More than 400 Freedom Riders conducted more than 60 rides from May to December of 1961.

“The Freedom Rides 50 years ago helped liberate the nation,” U.S. Rep. John Lewis said.

“Immediately what it did, it brought down those signs that were so humiliating,” Lewis said, referring to the “colored” and “white” signs that segregated the population. “And today … our children, our grandchildren won’t see those signs. The only place they will see those signs will be in a book, in a museum or on a video. They’re gone, and they will not return.”

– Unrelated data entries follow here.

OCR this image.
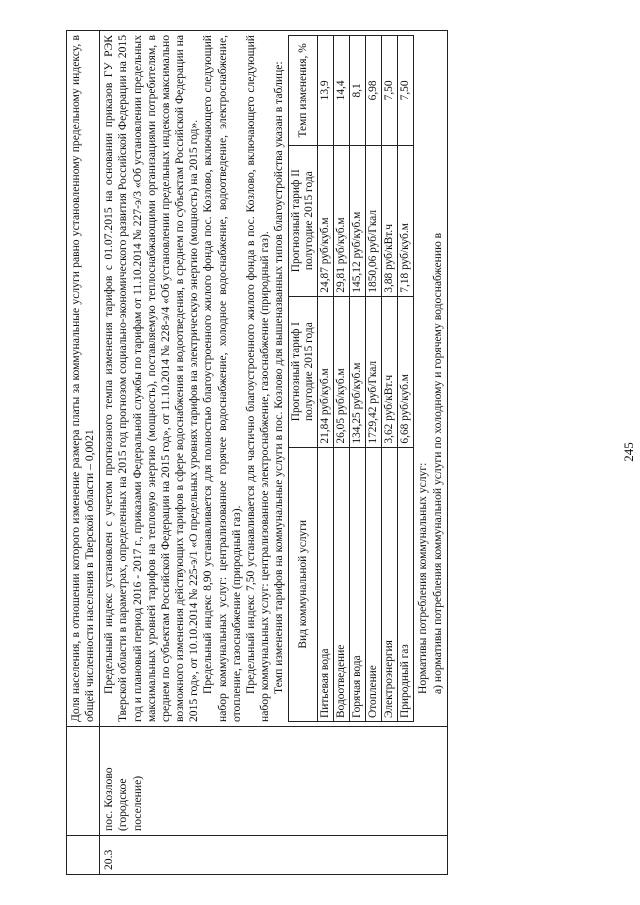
245

Доля населения, в отношении которого изменение размера платы за коммунальные услуги равно установленному предельному индексу, в общей численности населения в Тверской области – 0,0021

20.3	пос. Козлово (городское поселение)	

Предельный индекс установлен с учетом прогнозного темпа изменения тарифов с 01.07.2015 на основании приказов ГУ РЭК Тверской области в параметрах, определенных на 2015 год прогнозом социально-экономического развития Российской Федерации на 2015 год и плановый период 2016 - 2017 г., приказами Федеральной службы по тарифам от 11.10.2014 № 227-э/3 «Об установлении предельных максимальных уровней тарифов на тепловую энергию (мощность), поставляемую теплоснабжающими организациями потребителям, в среднем по субъектам Российской Федерации на 2015 год», от 11.10.2014 № 228-э/4 «Об установлении предельных индексов максимально возможного изменения действующих тарифов в сфере водоснабжения и водоотведения, в среднем по субъектам Российской Федерации на 2015 год», от 10.10.2014 № 225-э/1 «О предельных уровнях тарифов на электрическую энергию (мощность) на 2015 год». Предельный индекс 8,90 устанавливается для полностью благоустроенного жилого фонда пос. Козлово, включающего следующий набор коммунальных услуг: централизованное горячее водоснабжение, холодное водоснабжение, водоотведение, электроснабжение, отопление, газоснабжение (природный газ). Предельный индекс 7,50 устанавливается для частично благоустроенного жилого фонда в пос. Козлово, включающего следующий набор коммунальных услуг: централизованное электроснабжение, газоснабжение (природный газ). Темп изменения тарифов на коммунальные услуги в пос. Козлово для вышеназванных типов благоустройства указан в таблице: Вид коммунальной услуги	Прогнозный тариф I полугодие 2015 года	Прогнозный тариф II полугодие 2015 года	Темп изменения, %
Питьевая вода	21,84 руб/куб.м	24,87 руб/куб.м	13,9
Водоотведение	26,05 руб/куб.м	29,81 руб/куб.м	14,4
Горячая вода	134,25 руб/куб.м	145,12 руб/куб.м	8,1
Отопление	1729,42 руб/Гкал	1850,06 руб/Гкал	6,98
Электроэнергия	3,62 руб/кВт.ч	3,88 руб/кВт.ч	7,50
Природный газ	6,68 руб/куб.м	7,18 руб/куб.м	7,50

Нормативы потребления коммунальных услуг: а) нормативы потребления коммунальной услуги по холодному и горячему водоснабжению в
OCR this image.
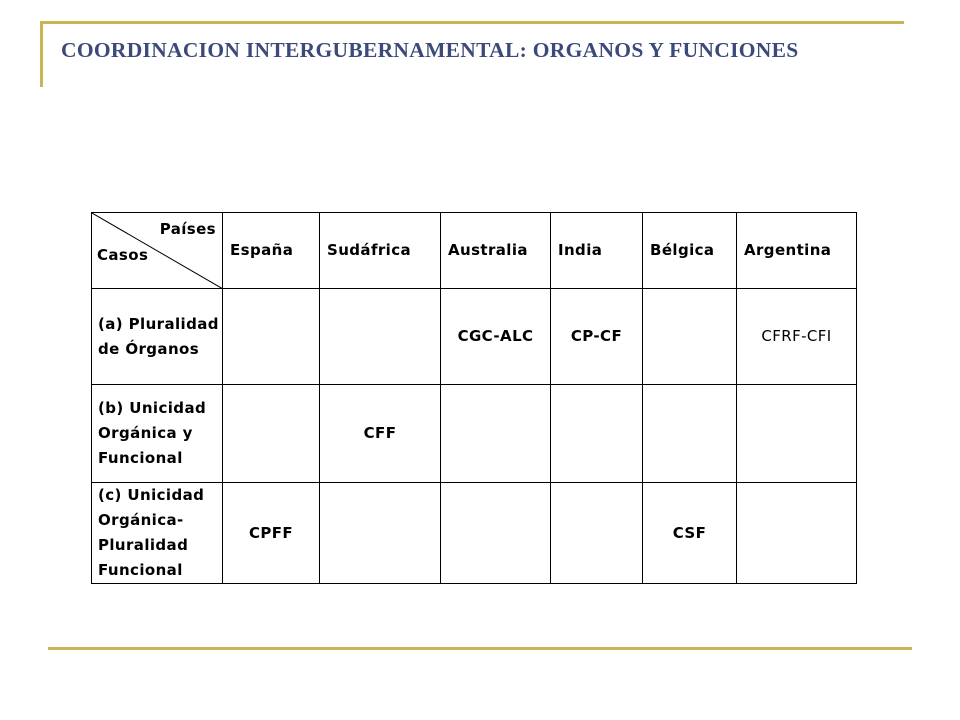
COORDINACION INTERGUBERNAMENTAL: ORGANOS Y FUNCIONES
Países
Casos	España	Sudáfrica	Australia	India	Bélgica	Argentina
(a) Pluralidad
de Órganos			CGC-ALC	CP-CF		CFRF-CFI
(b) Unicidad
Orgánica y
Funcional		CFF				
(c) Unicidad
Orgánica-
Pluralidad
Funcional	CPFF				CSF	
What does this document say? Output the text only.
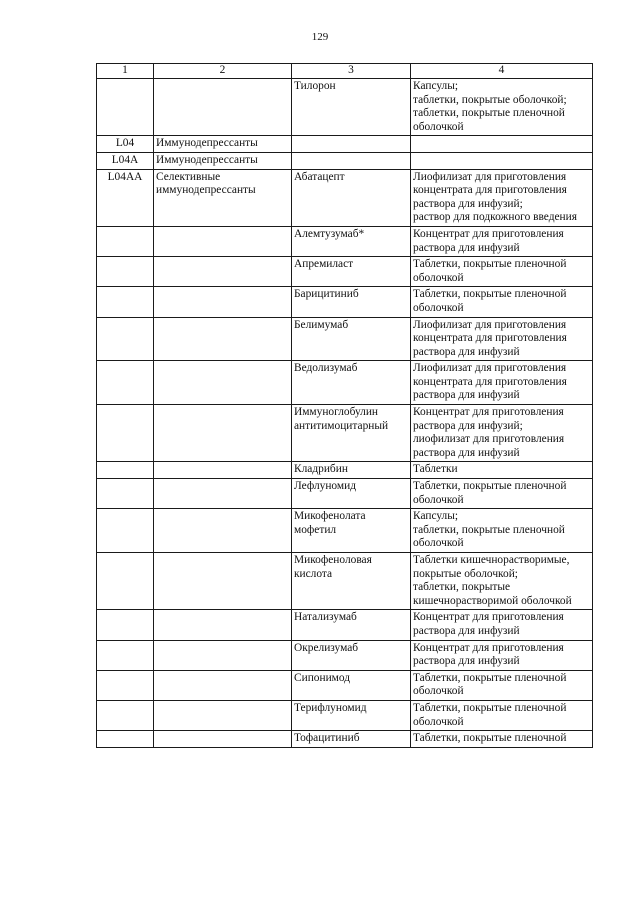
129
1	2	3	4
		Тилорон	Капсулы;
таблетки, покрытые оболочкой;
таблетки, покрытые пленочной оболочкой
L04	Иммунодепрессанты		
L04A	Иммунодепрессанты		
L04AA	Селективные иммунодепрессанты	Абатацепт	Лиофилизат для приготовления концентрата для приготовления раствора для инфузий;
раствор для подкожного введения
		Алемтузумаб*	Концентрат для приготовления раствора для инфузий
		Апремиласт	Таблетки, покрытые пленочной оболочкой
		Барицитиниб	Таблетки, покрытые пленочной оболочкой
		Белимумаб	Лиофилизат для приготовления концентрата для приготовления раствора для инфузий
		Ведолизумаб	Лиофилизат для приготовления концентрата для приготовления раствора для инфузий
		Иммуноглобулин антитимоцитарный	Концентрат для приготовления раствора для инфузий;
лиофилизат для приготовления раствора для инфузий
		Кладрибин	Таблетки
		Лефлуномид	Таблетки, покрытые пленочной оболочкой
		Микофенолата мофетил	Капсулы;
таблетки, покрытые пленочной оболочкой
		Микофеноловая кислота	Таблетки кишечнорастворимые, покрытые оболочкой;
таблетки, покрытые кишечнорастворимой оболочкой
		Натализумаб	Концентрат для приготовления раствора для инфузий
		Окрелизумаб	Концентрат для приготовления раствора для инфузий
		Сипонимод	Таблетки, покрытые пленочной оболочкой
		Терифлуномид	Таблетки, покрытые пленочной оболочкой
		Тофацитиниб	Таблетки, покрытые пленочной
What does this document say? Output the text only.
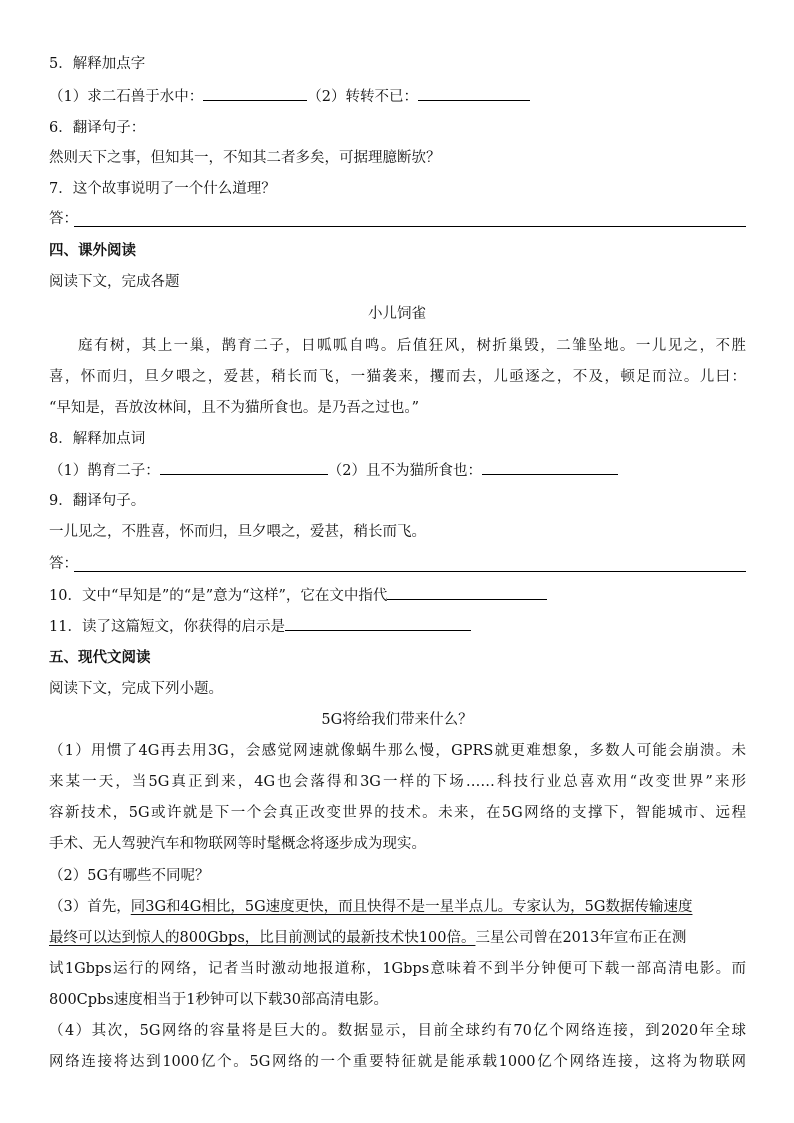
5．解释加点字
（1）求二石兽于水中：	（2）转转不已：
6．翻译句子：
然则天下之事，但知其一，不知其二者多矣，可据理臆断欤？
7．这个故事说明了一个什么道理？
答：
四、课外阅读
阅读下文，完成各题
小儿饲雀
庭有树，其上一巢，鹊育二子，日呱呱自鸣。后值狂风，树折巢毁，二雏坠地。一儿见之，不胜
喜，怀而归，旦夕喂之，爱甚，稍长而飞，一猫袭来，攫而去，儿亟逐之，不及，顿足而泣。儿曰：
“早知是，吾放汝林间，且不为猫所食也。是乃吾之过也。”
8．解释加点词
（1）鹊育二子：	（2）且不为猫所食也：
9．翻译句子。
一儿见之，不胜喜，怀而归，旦夕喂之，爱甚，稍长而飞。
答：
10．文中“早知是”的“是”意为“这样”，它在文中指代
11．读了这篇短文，你获得的启示是
五、现代文阅读
阅读下文，完成下列小题。
5G将给我们带来什么？
（1）用惯了4G再去用3G，会感觉网速就像蜗牛那么慢，GPRS就更难想象，多数人可能会崩溃。未
来某一天，当5G真正到来，4G也会落得和3G一样的下场……科技行业总喜欢用“改变世界”来形
容新技术，5G或许就是下一个会真正改变世界的技术。未来，在5G网络的支撑下，智能城市、远程
手术、无人驾驶汽车和物联网等时髦概念将逐步成为现实。
（2）5G有哪些不同呢？
（3）首先，同3G和4G相比，5G速度更快，而且快得不是一星半点儿。专家认为，5G数据传输速度
最终可以达到惊人的800Gbps，比目前测试的最新技术快100倍。三星公司曾在2013年宣布正在测
试1Gbps运行的网络，记者当时激动地报道称，1Gbps意味着不到半分钟便可下载一部高清电影。而
800Cpbs速度相当于1秒钟可以下载30部高清电影。
（4）其次，5G网络的容量将是巨大的。数据显示，目前全球约有70亿个网络连接，到2020年全球
网络连接将达到1000亿个。5G网络的一个重要特征就是能承载1000亿个网络连接，这将为物联网
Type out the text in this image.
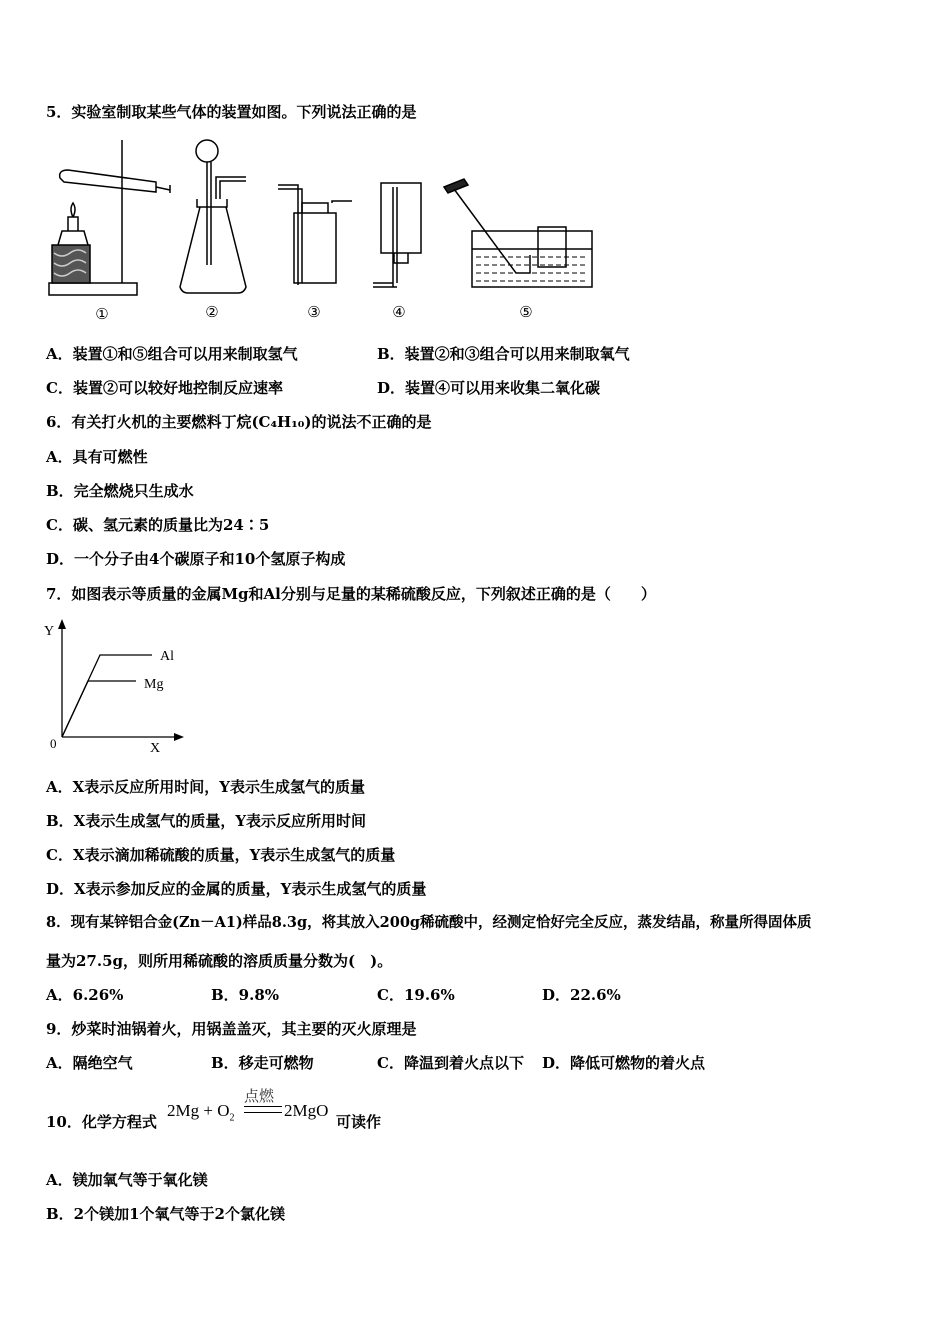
5．实验室制取某些气体的装置如图。下列说法正确的是
①	②	③	④	⑤
A．装置①和⑤组合可以用来制取氢气	B．装置②和③组合可以用来制取氧气
C．装置②可以较好地控制反应速率	D．装置④可以用来收集二氧化碳
6．有关打火机的主要燃料丁烷(C₄H₁₀)的说法不正确的是
A．具有可燃性
B．完全燃烧只生成水
C．碳、氢元素的质量比为24∶5
D．一个分子由4个碳原子和10个氢原子构成
7．如图表示等质量的金属Mg和Al分别与足量的某稀硫酸反应，下列叙述正确的是（　　）
Y
X
0
Al
Mg
A．X表示反应所用时间，Y表示生成氢气的质量
B．X表示生成氢气的质量，Y表示反应所用时间
C．X表示滴加稀硫酸的质量，Y表示生成氢气的质量
D．X表示参加反应的金属的质量，Y表示生成氢气的质量
8．现有某锌铝合金(Zn－A1)样品8.3g，将其放入200g稀硫酸中，经测定恰好完全反应，蒸发结晶，称量所得固体质
量为27.5g，则所用稀硫酸的溶质质量分数为(　)。
A．6.26%	B．9.8%	C．19.6%	D．22.6%
9．炒菜时油锅着火，用锅盖盖灭，其主要的灭火原理是
A．隔绝空气	B．移走可燃物	C．降温到着火点以下 D．降低可燃物的着火点
10．化学方程式
$2Mg + O_2$
点燃
2MgO
可读作
A．镁加氧气等于氧化镁
B．2个镁加1个氧气等于2个氯化镁
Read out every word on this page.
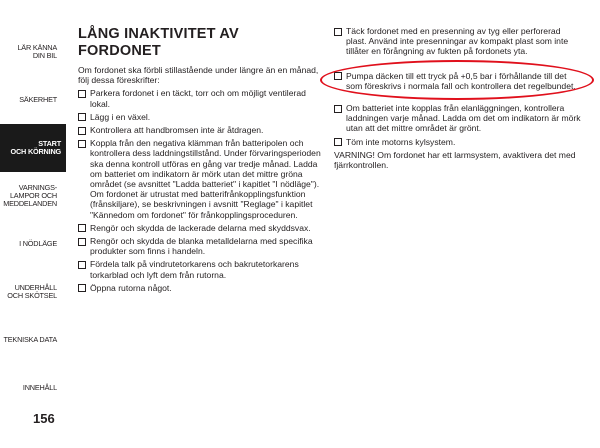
LÄR KÄNNA
DIN BIL
SÄKERHET
START
OCH KÖRNING
VARNINGS-
LAMPOR OCH
MEDDELANDEN
I NÖDLÄGE
UNDERHÅLL
OCH SKÖTSEL
TEKNISKA DATA
INNEHÅLL
156
LÅNG INAKTIVITET AV FORDONET

Om fordonet ska förbli stillastående under längre än en månad, följ dessa föreskrifter:

Parkera fordonet i en täckt, torr och om möjligt ventilerad lokal.
Lägg i en växel.
Kontrollera att handbromsen inte är åtdragen.
Koppla från den negativa klämman från batteripolen och kontrollera dess laddningstillstånd. Under förvaringsperioden ska denna kontroll utföras en gång var tredje månad. Ladda om batteriet om indikatorn är mörk utan det mittre gröna området (se avsnittet "Ladda batteriet" i kapitlet "I nödläge"). Om fordonet är utrustat med batterifrånkopplingsfunktion (frånskiljare), se beskrivningen i avsnitt "Reglage" i kapitlet "Kännedom om fordonet" för frånkopplingsproceduren.
Rengör och skydda de lackerade delarna med skyddsvax.
Rengör och skydda de blanka metalldelarna med specifika produkter som finns i handeln.
Fördela talk på vindrutetorkarens och bakrutetorkarens torkarblad och lyft dem från rutorna.
Öppna rutorna något.
Täck fordonet med en presenning av tyg eller perforerad plast. Använd inte presenningar av kompakt plast som inte tillåter en förångning av fukten på fordonets yta.
Pumpa däcken till ett tryck på +0,5 bar i förhållande till det som föreskrivs i normala fall och kontrollera det regelbundet.
Om batteriet inte kopplas från elanläggningen, kontrollera laddningen varje månad. Ladda om det om indikatorn är mörk utan att det mittre området är grönt.
Töm inte motorns kylsystem.

VARNING! Om fordonet har ett larmsystem, avaktivera det med fjärrkontrollen.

Lewis, who was an American Baptist Theological Seminary student in 1961, was one of the Freedom Riders beaten by a mob after arriving at a Montgomery, Ala., Greyhound bus station.

Almost 52 years later, Police Chief Kevin Murphy apologized to Lewis and offered him his badge in a gesture of reconciliation, telling the longtime Georgia congressman that Montgomery police had “enforced unjust laws” in failing to protect the Freedom Riders more than five decades ago.